In country areas about 10pc is wasted, suggesting those with greater knowledge of farming and food production are more likely to be careful about making full use of their food.
Positive talk, but there’s limited action
Ironically, the report noted the vast majority of Australians were frustrated by wasteful food use habits and annoyed when they had to discard food which was no longer edible.
“There’s a big opportunity to waste less and save more simply by understanding more about food, farming and the production chain,” observed RaboDirect Australia’s head, Bede Cronin.
“Even a small reduction in household waste can have a significant impact on your own budget and the food value chain and the environment.”
RaboDirect found while 76pc of respondents cared about food wastage and 53pc considered themselves ethically conscious consumers, their actions did not necessarily match.
In particular, 56pc of city dwellers considered themselves ethically conscious, but Mr Cronin said this perception clearly did not translate into action.
Victoria has Australia’s most wasteful consumers, with almost 20pc discarding more than 20pc of their grocery purchases, followed by NSW (16pc), and South Australia and Western Australia (13pc).
NSW attitudes have improved – the state led last year’s tally with 18pc of respondents admitting they binned at least a fifth of their their weekly shop.
Tasmanians continue to be Australia’s least wasteful food shoppers, by a long way.
Just 4pc waste more than a fifth of what they buy.
Nationally, the Baby Boomer age group (born before 1961) also stands out, with just 7pc discarding more than a fifth of their purchases, while Generation Y (born between early 1980s and 2000) continue rating worst, with one in every five throwing out at least 20pc each week.
The report suggested poor shopping habits or inadequate attention to detail resulted in about 43pc of Australian consumers buying too much food and subsequently tossing some out, or finding the food they bought was not what they expected and leaving it uneaten.
Mr Cronin said the report was not intended to be a “Generation Y bash up”, but it highlighted the difference between consumers who understood quite a bit about farming and food production and those who did not, and how that knowledge tended to relate to wasteful habits.
For example, 36pc of Baby Boomers had “quite a good” understanding of food production, but only 23pc of Generation X (1961-80) and 29pc of Gen Y had the same sort of knowledge.

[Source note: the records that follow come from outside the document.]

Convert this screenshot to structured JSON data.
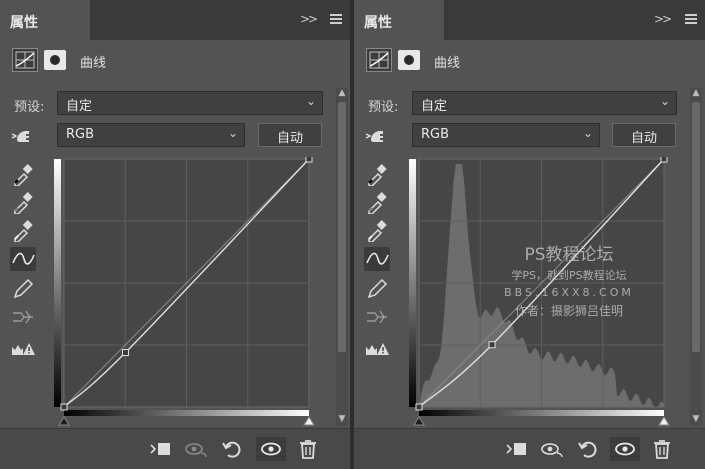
{
  "panels": [
    {
      "tab_label": "属性",
      "adjustment_name": "曲线",
      "preset_label": "预设:",
      "preset_value": "自定",
      "channel_value": "RGB",
      "auto_label": "自动",
      "curve_points": [
        [
          0,
          0
        ],
        [
          64,
          56
        ],
        [
          255,
          255
        ]
      ],
      "show_histogram": false
    },
    {
      "tab_label": "属性",
      "adjustment_name": "曲线",
      "preset_label": "预设:",
      "preset_value": "自定",
      "channel_value": "RGB",
      "auto_label": "自动",
      "curve_points": [
        [
          0,
          0
        ],
        [
          76,
          64
        ],
        [
          255,
          255
        ]
      ],
      "show_histogram": true,
      "watermark": {
        "line1": "PS教程论坛",
        "line2": "学PS，就到PS教程论坛",
        "line3": "BBS.16XX8.COM",
        "line4": "作者：摄影狮吕佳明"
      }
    }
  ],
  "colors": {
    "panel_bg": "#535353",
    "graph_bg": "#464646",
    "grid": "#5e5e5e",
    "curve": "#e0e0e0",
    "histogram": "#6d6d6d"
  },
  "icons": {
    "collapse": "double-chevron-right-icon",
    "menu": "hamburger-menu-icon",
    "curves_panel": "curves-adjustment-icon",
    "mask": "layer-mask-icon",
    "target_adjust": "on-image-adjust-hand-icon",
    "black_point": "black-point-eyedropper-icon",
    "gray_point": "gray-point-eyedropper-icon",
    "white_point": "white-point-eyedropper-icon",
    "curve_tool": "edit-curve-points-icon",
    "pencil_tool": "pencil-draw-curve-icon",
    "smooth": "smooth-curve-icon",
    "clipping": "clipping-warning-icon",
    "clip_to_layer": "clip-to-layer-icon",
    "view_previous": "view-previous-state-icon",
    "reset": "reset-icon",
    "visibility": "eye-icon",
    "delete": "trash-icon"
  }
}
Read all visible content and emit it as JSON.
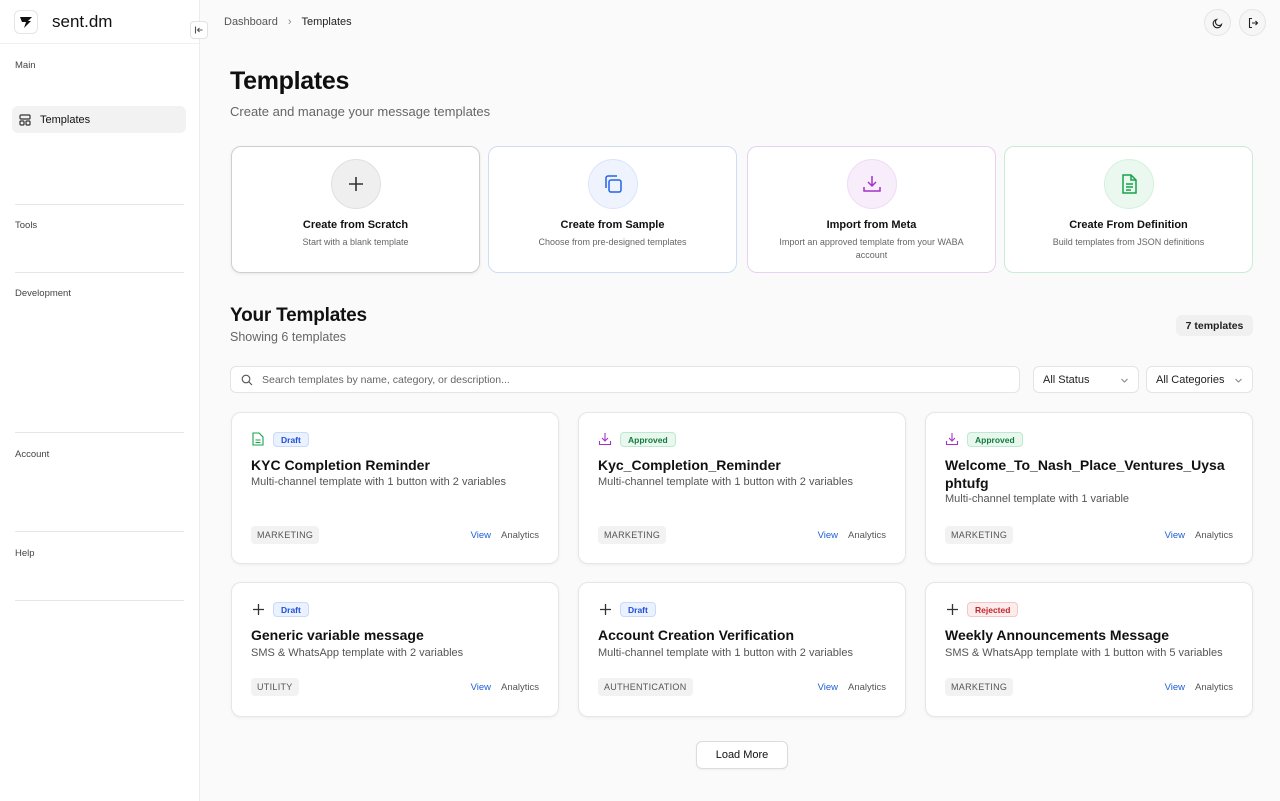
{
  "app": {
    "name": "sent.dm",
    "logo_icon": "sent-logo-icon"
  },
  "sidebar": {
    "sections": [
      {
        "label": "Main",
        "items": [
          {
            "label": "Templates",
            "icon": "layout-icon",
            "active": true
          }
        ]
      },
      {
        "label": "Tools",
        "items": []
      },
      {
        "label": "Development",
        "items": []
      },
      {
        "label": "Account",
        "items": []
      },
      {
        "label": "Help",
        "items": []
      }
    ]
  },
  "breadcrumb": [
    "Dashboard",
    "Templates"
  ],
  "header": {
    "title": "Templates",
    "subtitle": "Create and manage your message templates"
  },
  "create_options": [
    {
      "title": "Create from Scratch",
      "subtitle": "Start with a blank template",
      "icon": "plus-icon",
      "accent": "#555555"
    },
    {
      "title": "Create from Sample",
      "subtitle": "Choose from pre-designed templates",
      "icon": "copy-icon",
      "accent": "#2563eb"
    },
    {
      "title": "Import from Meta",
      "subtitle": "Import an approved template from your WABA account",
      "icon": "download-icon",
      "accent": "#a333c8"
    },
    {
      "title": "Create From Definition",
      "subtitle": "Build templates from JSON definitions",
      "icon": "file-text-icon",
      "accent": "#16a34a"
    }
  ],
  "your_templates": {
    "title": "Your Templates",
    "subtitle": "Showing 6 templates",
    "count_badge": "7 templates",
    "search_placeholder": "Search templates by name, category, or description...",
    "status_filter": "All Status",
    "category_filter": "All Categories"
  },
  "templates": [
    {
      "name": "KYC Completion Reminder",
      "description": "Multi-channel template with 1 button with 2 variables",
      "status": "Draft",
      "category": "MARKETING",
      "icon": "file-text-icon",
      "view": "View",
      "analytics": "Analytics"
    },
    {
      "name": "Kyc_Completion_Reminder",
      "description": "Multi-channel template with 1 button with 2 variables",
      "status": "Approved",
      "category": "MARKETING",
      "icon": "download-icon",
      "view": "View",
      "analytics": "Analytics"
    },
    {
      "name": "Welcome_To_Nash_Place_Ventures_Uysaphtufg",
      "description": "Multi-channel template with 1 variable",
      "status": "Approved",
      "category": "MARKETING",
      "icon": "download-icon",
      "view": "View",
      "analytics": "Analytics"
    },
    {
      "name": "Generic variable message",
      "description": "SMS & WhatsApp template with 2 variables",
      "status": "Draft",
      "category": "UTILITY",
      "icon": "plus-icon",
      "view": "View",
      "analytics": "Analytics"
    },
    {
      "name": "Account Creation Verification",
      "description": "Multi-channel template with 1 button with 2 variables",
      "status": "Draft",
      "category": "AUTHENTICATION",
      "icon": "plus-icon",
      "view": "View",
      "analytics": "Analytics"
    },
    {
      "name": "Weekly Announcements Message",
      "description": "SMS & WhatsApp template with 1 button with 5 variables",
      "status": "Rejected",
      "category": "MARKETING",
      "icon": "plus-icon",
      "view": "View",
      "analytics": "Analytics"
    }
  ],
  "load_more": "Load More",
  "colors": {
    "draft": "#1d4fd7",
    "approved": "#137a3c",
    "rejected": "#c0262d",
    "link": "#1d5fd7"
  }
}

Overall, half of all Australians felt they only knew “a little bit” about agriculture and food production.
The report noted those who felt the farming was an important industry were more likely to waste less than 10pc of what they bought.
However, Mr Cronin was heartened that overall 80pc of Australians believed farmers contributed to the nation’s wellbeing and 69pc preferred buying local produce to support local growers.
Half of those were even happy to pay more for local produce.
- About 50pc Australians say they only know a little about farming and food production
- About 20pc hardly know anything about food production.
- About 63pc Australians eat an evening meal outside the home at least once a week
- Abouut 54pc of shoppers willing to pay 25pc more for perfect looking fruit and veg
- Between 20pc and 40pc of horticultural produce is rejected by supermarkets because of imperfect appearance
- Almost half of all shoppers are concerned by retailers’ strict policies on imperfect food
- About 46pc of Australians realise there is a link between buying fresh fruit and vegetables and their happiness and wellbeing
- Source: RaboDirect Financial Health Barometer
“There are some encouraging signs to work with,” Mr Cronin said, believing younger consumers may yet prove to be far more astute shoppers than current trends suggest.
“Gen Y is already much more committed to making the most of superannuation savings than any other age group has been, so we are looking to make them more aware of how they can reduce wastage and save more in the long run.
“Our mission is to help Australians make the most of every dollar they can save and contribute to their wellbeing.”